How much do Nebraska-based companies pay in taxes and does it matter?

How much do Nebraska-based companies pay in taxes and does it matter?

Nebraska is no stranger to business incentives. Starting in 1985 (LB273), Nebraska embarked on a long journey of business incentives in an attempt to lure companies to the Cornhusker State as well as promote job creation. Over the last 35 years there have been many central programs in the state’s history including the Employment and Investment Growth Act in 1987 (LB775), the Nebraska Advantage Act in 2005 (LB312), and the ImagiNE Nebraska Act in 2020 (LB1107), among many other smaller programs.

And while there have been many studies on these incentives and their effectiveness, or lack thereof, one thing is always asked by policymakers and elected officials – how does Nebraska compare with other states on its incentives and what are companies really paying in corporate tax?

The Tax Foundation has filled this void by publishing an apples-to-apples comparison of corporate tax costs in the 50 states. This is not a simple ranking or comparison of spending or taxes collected. This is a study that takes eight model firms—a corporate headquarters, a research and development facility, a technology center, a data center, a capital-intensive manufacturer, a labor-intensive manufacturer, a shared services center, and a distribution center—and used economic modeling tools to calculate each firm’s tax bill. The unique and most helpful aspect of this modeling exercise is that it was done twice for each firm in each state, once as a new firm that is eligible for all the business incentives, and again as a mature firm that is not eligible for these programs.

The title of their study, Location Matters, identifies some key issue areas surrounding business incentives. While the study is complex, here are some of the key themes or findings they drew from the modeling across all 50 states.

  1. Tax structure and tax bases matter as much as, or even more than, tax rates.
  2. Traditional corporate income taxes are only a small fraction of companies’ overall tax burden.
  3. Tax burdens are nonneutral both within and across firms and states.
  4. Incentives for new firms come at a cost for mature firms and those otherwise ineligible for incentives.

But how does this relate to Nebraska? Well, you always hear how Nebraska is a high tax state, but that is not necessarily the case for corporations. According to the findings on effective tax rates (the tax rates you actually pay after all the credits and deductions), Nebraska has an overall low tax burden for both mature and new firms, which ranks 8th and 9th nationwide, respectively.

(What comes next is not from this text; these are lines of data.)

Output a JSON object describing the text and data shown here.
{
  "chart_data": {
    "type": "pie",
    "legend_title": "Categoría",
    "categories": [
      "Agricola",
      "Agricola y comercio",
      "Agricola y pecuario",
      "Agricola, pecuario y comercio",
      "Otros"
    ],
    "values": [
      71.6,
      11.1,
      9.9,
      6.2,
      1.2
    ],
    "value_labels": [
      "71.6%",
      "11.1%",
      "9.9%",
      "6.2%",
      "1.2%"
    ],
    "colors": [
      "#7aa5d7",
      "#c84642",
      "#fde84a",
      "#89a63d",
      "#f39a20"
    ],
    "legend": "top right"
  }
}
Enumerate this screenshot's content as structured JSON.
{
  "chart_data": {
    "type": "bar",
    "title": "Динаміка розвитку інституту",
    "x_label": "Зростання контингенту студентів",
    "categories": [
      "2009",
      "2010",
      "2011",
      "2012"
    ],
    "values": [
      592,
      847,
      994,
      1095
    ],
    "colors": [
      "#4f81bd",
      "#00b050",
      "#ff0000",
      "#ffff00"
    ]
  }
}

“Taking both new and mature iterations into account, seven of the model firm iterations in our study experience a negative effective income tax rate and six experience a zero percent effective income tax rate, leaving only three firms with a positive income tax burden. This is largely attributable to the ImagiNE Nebraska Act incentives program—one of the most generous incentives programs in the country—which provides investment credits, jobs credits, and research and development (R&D) credits, as well as property and other tax abatements to qualifying firms. For many firms, these incentives more than offset the state’s high corporate income tax rate of 7.81 percent.”

Mature data centers receive the lowest total effective tax rate nationwide for this type or company while new data centers are the second lowest. However, all firms are not so lucky. A mature research and development (R&D) facility has an effective tax rate of 10.4%, while a new R&D company will have a negative liability of -0.6%.

Another finding worth noting is that new capital-intensive manufacturing firm pay a high effective tax rate. Even though the state provides many income and unemployment insurance incentives, they do not offset the high property taxes that are levied on business equipment (tangible personal property tax) which yields these types of firms an effective tax rate of 22.2%, or the 40th highest in the nation.

Here are breakdowns of Nebraska’s effective tax rates by firm type.

For a more graphical representation, here you can see which types of firms receive the most benefits from Nebraska’s current incentive programs.

Overall, it is easy to see that Nebraska is extremely generous in its incentive programs. Is that because we have high taxes and we are overcompensating? Maybe it’s time our state leaders take a good hard look at who is paying and who isn’t. Also, let’s take a look at how much corporate income tax is collected and how much is spent every year in incentives – is the state a net winner or loser? These are all questions that should be brought up when quality economic research like this is released.

Another takeaway from this is that the property tax credits and relief programs are not working. The state is paying multiple times over for the burden of property taxes, while the rates remain extraordinarily high on a national scale. True property tax reform that fundamentally lowers the rate will not only save the state money in relief programs, but in incentive programs as well.